Le reste de l’année, ce sont ces punks du patro qui squattent le parc du prieuré de Pont-à-Celles.

« On parle de mentalités de village, de clocher », lâche Jonathan, avant de se radoucir : « Je pense qu’on a plus une culture de patrimoine qu’une culture artistique ». Le clientélisme culturel qui poussait ses potes à venir pour lui faire plaisir – et les bières pas chères – ne suffit plus. Bien sûr, il y aura toujours des puristes des billetteries vides pour vous dire à demi-mots qu’un événement qui fait un carton cache une face sombre, trop populaire. Pourtant, en mettant de côté un instant mon élitisme culturel – surréaliste, bien entendu -, le constat reste qu’un festival mort est mort, tout simplement. « Dans la configuration qu’on a – en extérieur, avec une affiche alternative et au beau milieu de nulle part -, c’est trop risqué. La météo, on ne peut pas la changer, le lieu du festival on ne veut pas le changer, donc il n’y a qu’une chose à faire … un pas en arrière, même si ce n’est pas de gaieté de cœur », annonce Alexandre. On parle ici de rétropédaler dans la semoule, revenir au temps où il suffisait de programmer Saule, Mud Flow et Été 67 pour prendre de l’ampleur, mais aussi ressembler à de trop nombreuses autres affiches de festivals belges. « Avec Puggy, les gens viennent, ils se débrouillent », alors le PacRock fera à nouveau venir des noms qui font partir des préventes, mais sans se vendre complètement non plus, insistent-ils. Ceux qui viennent continueront à voir aussi de l’alternatif, qu’ils le veuillent ou non : « Tu prends ce qu’on t’offre dans ton village. Et si on propose aussi des trucs différents, on peut, de manière très idéaliste, sensibiliser plus de gens. On veut faire jouer un groupe de math-rock à 20 heures sur la main stage, et ça, ça ne changera pas. Mais dans un petit bled comme Pont-à-Celles, soit on fait des compromis, soit on arrête. »

La sainte Caravane

Je découvre un peu scandalisée qu’en 2015 pourtant, c’est bel et bien le folklore qui sauve le festival. Le 7 juillet, le Tour de France passe par Pont-à-Celles. 890 fans sur la page Facebook dédiée. La foule excitée se presse contre les barrières Nadar à la vue de la voiture Cochonou. C’est pas le cagnard, mais il fait quand même soif après le passage de la caravane et le bar est régulièrement pris d’assaut. Derrière celui-ci, l’équipe du festival fait chauffer la pompe, change les fûts et encaisse la monnaie. « La commune avait mis en place des infrastructures pour que les gens viennent.
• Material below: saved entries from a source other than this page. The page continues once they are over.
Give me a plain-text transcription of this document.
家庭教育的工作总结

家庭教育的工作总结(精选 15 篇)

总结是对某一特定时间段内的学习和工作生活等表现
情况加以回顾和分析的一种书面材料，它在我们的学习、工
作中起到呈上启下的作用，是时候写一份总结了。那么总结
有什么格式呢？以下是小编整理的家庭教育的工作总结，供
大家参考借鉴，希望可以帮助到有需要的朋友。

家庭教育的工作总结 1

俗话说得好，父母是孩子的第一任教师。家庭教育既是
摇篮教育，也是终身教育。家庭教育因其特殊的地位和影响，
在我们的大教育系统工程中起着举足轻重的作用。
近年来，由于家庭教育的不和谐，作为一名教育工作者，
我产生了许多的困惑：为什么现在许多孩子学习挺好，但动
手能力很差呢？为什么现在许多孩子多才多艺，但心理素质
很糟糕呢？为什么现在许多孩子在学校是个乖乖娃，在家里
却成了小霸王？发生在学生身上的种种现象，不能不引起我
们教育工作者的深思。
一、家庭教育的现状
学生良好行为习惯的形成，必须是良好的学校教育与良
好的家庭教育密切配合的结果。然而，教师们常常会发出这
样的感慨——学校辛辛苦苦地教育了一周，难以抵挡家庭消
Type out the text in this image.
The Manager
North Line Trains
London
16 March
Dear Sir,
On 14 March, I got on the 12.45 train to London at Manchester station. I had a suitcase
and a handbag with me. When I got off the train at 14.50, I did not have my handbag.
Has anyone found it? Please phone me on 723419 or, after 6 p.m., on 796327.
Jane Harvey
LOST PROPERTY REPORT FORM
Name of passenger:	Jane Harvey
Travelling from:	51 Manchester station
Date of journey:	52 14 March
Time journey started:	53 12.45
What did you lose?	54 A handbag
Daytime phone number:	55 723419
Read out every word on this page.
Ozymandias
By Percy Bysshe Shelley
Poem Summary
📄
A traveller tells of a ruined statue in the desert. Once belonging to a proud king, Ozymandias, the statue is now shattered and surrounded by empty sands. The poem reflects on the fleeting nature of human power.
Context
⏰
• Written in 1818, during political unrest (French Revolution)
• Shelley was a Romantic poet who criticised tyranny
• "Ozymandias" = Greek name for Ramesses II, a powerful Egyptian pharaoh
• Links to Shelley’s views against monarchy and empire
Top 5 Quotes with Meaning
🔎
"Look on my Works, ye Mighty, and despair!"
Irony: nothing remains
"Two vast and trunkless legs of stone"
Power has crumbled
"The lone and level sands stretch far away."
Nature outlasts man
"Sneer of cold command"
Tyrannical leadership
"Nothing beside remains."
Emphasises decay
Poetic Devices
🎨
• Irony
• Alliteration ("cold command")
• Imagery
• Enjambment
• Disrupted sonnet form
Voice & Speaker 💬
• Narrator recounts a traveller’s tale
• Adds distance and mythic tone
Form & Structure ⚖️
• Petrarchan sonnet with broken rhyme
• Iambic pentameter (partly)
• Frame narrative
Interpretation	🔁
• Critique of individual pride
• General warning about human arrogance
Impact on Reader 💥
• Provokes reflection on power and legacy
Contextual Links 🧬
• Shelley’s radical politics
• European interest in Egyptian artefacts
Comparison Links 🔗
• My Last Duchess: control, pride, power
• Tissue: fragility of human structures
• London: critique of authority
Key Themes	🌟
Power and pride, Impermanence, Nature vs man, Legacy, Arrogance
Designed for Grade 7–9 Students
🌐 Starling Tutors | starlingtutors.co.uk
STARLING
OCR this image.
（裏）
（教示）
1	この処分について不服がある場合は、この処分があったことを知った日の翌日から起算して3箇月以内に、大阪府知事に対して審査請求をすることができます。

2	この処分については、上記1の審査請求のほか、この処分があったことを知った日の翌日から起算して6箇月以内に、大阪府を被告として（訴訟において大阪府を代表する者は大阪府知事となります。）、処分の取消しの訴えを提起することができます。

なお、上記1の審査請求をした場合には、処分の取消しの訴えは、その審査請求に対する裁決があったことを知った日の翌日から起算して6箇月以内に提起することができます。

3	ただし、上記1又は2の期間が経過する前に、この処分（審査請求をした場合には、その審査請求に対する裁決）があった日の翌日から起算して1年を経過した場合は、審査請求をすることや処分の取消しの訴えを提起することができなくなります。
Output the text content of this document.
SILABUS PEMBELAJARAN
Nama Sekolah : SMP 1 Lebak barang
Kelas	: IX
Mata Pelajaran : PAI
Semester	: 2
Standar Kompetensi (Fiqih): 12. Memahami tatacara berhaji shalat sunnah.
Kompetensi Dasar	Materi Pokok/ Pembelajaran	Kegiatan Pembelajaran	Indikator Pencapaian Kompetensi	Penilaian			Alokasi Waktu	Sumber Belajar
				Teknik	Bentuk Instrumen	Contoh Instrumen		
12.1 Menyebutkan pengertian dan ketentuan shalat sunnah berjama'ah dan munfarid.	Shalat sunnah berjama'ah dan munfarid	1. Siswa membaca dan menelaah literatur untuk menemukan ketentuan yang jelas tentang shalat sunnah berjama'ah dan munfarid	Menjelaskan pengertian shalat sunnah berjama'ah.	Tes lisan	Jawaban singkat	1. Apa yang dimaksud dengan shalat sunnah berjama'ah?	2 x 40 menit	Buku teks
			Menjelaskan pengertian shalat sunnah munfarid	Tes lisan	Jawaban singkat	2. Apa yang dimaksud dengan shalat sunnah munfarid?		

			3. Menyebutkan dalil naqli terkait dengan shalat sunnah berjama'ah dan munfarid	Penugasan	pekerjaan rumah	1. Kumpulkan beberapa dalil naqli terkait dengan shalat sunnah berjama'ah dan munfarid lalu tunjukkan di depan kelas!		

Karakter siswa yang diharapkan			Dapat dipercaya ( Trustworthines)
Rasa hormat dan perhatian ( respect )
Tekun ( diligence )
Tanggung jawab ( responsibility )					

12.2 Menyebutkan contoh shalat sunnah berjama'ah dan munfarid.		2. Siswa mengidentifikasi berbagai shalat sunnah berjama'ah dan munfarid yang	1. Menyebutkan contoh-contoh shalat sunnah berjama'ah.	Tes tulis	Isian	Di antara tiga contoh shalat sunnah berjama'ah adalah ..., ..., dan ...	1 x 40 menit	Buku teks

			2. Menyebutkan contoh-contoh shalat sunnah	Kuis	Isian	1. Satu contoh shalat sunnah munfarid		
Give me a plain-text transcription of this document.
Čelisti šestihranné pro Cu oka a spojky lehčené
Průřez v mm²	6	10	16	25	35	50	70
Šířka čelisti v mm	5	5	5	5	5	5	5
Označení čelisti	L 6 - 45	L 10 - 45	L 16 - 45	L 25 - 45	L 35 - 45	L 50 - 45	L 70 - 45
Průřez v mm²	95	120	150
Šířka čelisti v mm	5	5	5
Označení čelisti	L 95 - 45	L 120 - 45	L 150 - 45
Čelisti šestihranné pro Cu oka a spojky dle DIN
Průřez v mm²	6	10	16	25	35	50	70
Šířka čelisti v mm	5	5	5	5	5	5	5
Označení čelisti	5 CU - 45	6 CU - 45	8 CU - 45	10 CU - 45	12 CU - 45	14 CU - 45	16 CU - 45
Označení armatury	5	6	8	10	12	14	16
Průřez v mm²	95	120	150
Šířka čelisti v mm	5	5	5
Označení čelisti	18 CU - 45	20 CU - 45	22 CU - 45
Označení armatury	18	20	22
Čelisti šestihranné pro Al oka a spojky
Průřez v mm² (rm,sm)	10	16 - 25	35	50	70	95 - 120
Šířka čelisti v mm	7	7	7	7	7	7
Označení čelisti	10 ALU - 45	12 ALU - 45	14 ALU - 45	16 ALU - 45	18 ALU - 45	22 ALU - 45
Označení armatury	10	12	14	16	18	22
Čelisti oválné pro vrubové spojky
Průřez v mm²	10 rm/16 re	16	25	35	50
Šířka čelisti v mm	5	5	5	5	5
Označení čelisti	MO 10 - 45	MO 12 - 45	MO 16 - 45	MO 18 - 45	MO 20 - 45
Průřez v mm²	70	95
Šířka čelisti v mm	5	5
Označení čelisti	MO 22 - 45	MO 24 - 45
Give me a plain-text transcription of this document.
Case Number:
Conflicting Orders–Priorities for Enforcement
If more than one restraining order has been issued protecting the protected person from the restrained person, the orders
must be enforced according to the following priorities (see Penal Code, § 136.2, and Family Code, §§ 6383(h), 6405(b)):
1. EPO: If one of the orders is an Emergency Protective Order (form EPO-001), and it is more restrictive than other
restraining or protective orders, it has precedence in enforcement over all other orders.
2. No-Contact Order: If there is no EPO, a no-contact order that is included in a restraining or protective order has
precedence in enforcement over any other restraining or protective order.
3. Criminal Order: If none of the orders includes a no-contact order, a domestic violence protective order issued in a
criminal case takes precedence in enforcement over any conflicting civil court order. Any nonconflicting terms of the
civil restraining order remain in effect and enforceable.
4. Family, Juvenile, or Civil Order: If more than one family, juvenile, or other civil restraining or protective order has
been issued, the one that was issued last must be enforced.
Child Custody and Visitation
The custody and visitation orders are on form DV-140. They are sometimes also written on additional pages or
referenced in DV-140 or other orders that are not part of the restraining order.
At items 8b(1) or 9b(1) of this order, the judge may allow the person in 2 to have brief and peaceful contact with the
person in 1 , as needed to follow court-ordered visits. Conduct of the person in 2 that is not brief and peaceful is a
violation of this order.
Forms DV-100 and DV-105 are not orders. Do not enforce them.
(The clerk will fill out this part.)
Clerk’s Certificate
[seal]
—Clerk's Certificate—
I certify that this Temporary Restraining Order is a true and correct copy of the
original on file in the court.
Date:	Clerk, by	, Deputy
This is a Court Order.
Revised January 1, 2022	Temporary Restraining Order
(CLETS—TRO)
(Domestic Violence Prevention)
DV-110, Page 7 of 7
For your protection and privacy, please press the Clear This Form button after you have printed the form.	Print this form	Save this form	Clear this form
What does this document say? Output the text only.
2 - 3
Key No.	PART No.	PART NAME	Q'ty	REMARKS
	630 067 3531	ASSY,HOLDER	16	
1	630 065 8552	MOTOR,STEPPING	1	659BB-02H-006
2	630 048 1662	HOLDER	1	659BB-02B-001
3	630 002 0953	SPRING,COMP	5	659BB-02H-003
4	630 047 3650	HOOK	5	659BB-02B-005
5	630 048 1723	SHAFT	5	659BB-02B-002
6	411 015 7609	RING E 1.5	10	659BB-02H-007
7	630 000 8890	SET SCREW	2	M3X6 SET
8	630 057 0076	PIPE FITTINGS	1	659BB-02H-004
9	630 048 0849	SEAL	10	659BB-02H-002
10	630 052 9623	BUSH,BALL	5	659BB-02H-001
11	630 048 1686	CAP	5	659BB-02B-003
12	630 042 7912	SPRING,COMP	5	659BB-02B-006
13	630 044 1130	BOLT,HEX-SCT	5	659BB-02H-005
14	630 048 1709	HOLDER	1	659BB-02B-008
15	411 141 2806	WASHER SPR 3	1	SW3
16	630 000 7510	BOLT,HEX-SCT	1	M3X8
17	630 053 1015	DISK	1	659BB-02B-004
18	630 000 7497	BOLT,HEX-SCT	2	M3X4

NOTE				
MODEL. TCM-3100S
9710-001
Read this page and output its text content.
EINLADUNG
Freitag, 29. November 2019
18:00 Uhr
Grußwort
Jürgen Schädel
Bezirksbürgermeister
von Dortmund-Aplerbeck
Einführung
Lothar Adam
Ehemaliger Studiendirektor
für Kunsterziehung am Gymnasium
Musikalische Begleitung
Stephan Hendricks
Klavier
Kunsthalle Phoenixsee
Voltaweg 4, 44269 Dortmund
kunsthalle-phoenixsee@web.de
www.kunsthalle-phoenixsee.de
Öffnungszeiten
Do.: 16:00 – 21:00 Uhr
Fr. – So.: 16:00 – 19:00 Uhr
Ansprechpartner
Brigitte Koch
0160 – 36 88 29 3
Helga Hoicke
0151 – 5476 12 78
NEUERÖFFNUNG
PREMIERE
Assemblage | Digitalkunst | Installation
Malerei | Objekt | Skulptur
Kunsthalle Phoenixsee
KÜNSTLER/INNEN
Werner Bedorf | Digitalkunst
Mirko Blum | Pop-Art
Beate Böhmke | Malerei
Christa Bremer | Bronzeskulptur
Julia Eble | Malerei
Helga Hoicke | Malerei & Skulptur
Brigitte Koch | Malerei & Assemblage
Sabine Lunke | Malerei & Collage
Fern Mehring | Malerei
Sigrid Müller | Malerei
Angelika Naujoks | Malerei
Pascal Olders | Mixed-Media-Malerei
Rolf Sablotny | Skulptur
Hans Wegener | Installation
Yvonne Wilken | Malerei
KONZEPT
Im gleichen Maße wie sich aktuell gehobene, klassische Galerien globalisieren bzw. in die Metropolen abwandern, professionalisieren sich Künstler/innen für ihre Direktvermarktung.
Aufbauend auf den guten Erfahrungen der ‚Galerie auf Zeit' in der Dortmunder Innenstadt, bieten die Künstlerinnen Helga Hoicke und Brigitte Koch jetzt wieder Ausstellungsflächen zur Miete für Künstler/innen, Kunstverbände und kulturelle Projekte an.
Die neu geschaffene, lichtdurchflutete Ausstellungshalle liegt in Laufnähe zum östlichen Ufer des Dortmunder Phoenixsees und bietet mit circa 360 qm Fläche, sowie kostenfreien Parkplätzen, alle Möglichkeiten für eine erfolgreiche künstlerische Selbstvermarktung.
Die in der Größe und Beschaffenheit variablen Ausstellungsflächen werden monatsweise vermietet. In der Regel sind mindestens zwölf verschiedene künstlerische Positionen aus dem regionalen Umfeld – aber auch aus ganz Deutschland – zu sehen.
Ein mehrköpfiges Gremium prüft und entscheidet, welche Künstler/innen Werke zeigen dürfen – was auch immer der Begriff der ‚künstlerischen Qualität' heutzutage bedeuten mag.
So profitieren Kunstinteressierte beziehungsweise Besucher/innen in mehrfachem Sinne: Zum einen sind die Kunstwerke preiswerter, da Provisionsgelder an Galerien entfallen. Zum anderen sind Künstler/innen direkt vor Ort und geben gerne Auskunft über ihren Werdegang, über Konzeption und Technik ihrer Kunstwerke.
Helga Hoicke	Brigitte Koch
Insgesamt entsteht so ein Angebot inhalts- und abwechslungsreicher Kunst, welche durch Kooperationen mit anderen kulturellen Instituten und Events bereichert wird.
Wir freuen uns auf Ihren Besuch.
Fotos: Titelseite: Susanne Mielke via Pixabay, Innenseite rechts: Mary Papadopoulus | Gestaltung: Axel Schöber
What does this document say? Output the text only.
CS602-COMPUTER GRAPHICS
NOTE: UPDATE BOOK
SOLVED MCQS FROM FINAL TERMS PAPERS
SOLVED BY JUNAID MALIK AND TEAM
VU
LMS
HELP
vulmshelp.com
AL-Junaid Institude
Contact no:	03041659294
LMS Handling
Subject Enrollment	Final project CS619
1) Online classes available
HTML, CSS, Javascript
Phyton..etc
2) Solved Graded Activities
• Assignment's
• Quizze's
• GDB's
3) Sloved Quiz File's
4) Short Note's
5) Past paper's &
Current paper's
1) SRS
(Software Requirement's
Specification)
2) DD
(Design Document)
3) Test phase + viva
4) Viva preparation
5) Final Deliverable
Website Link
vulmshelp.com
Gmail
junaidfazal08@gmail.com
Sauf qu’elle ne peut pas elle-même vendre des bières et gagner de l’argent dessus. Elle a donc proposé à différentes associations de le faire. Tout le monde savait qu’on en avait besoin … », raconte Alexandre Francart, un peu gêné. Dans les petites villes, on se sert les coudes – et finalement, je ne vois pas le problème s’ils sont posés sur le bar. Les crèvent-la-faim de la culture ont beau avoir l’air plus courageux au combat, l’exercice de l’équilibre voire de la rentabilité, les laisse tout biafrais et c’est pas joli à voir. De quoi du coup, dans l’état actuel des choses mais surtout de la culture wallonne, ne pas cracher sur un coup de main folklorique sans effort ou politique sans utiles remords.
« Pour une fois qu’il y a quelque chose à Pont-à-Celles, on n’allait pas le rater … »*, lâche une habitante, avant de se retourner vers la queue du peloton. On fait ce qu’on peut.

Pont-à-Celles 1 ©Maurine Toussaint

Pont-à-Celles

*Propos tirés du reportage de Télé Sambre “Tour de France : Ambiance à Pont-à-Celles lors du passage de la caravane” du 07/07/2015. Tous les autres commentaires ont été recueillis par la journaliste.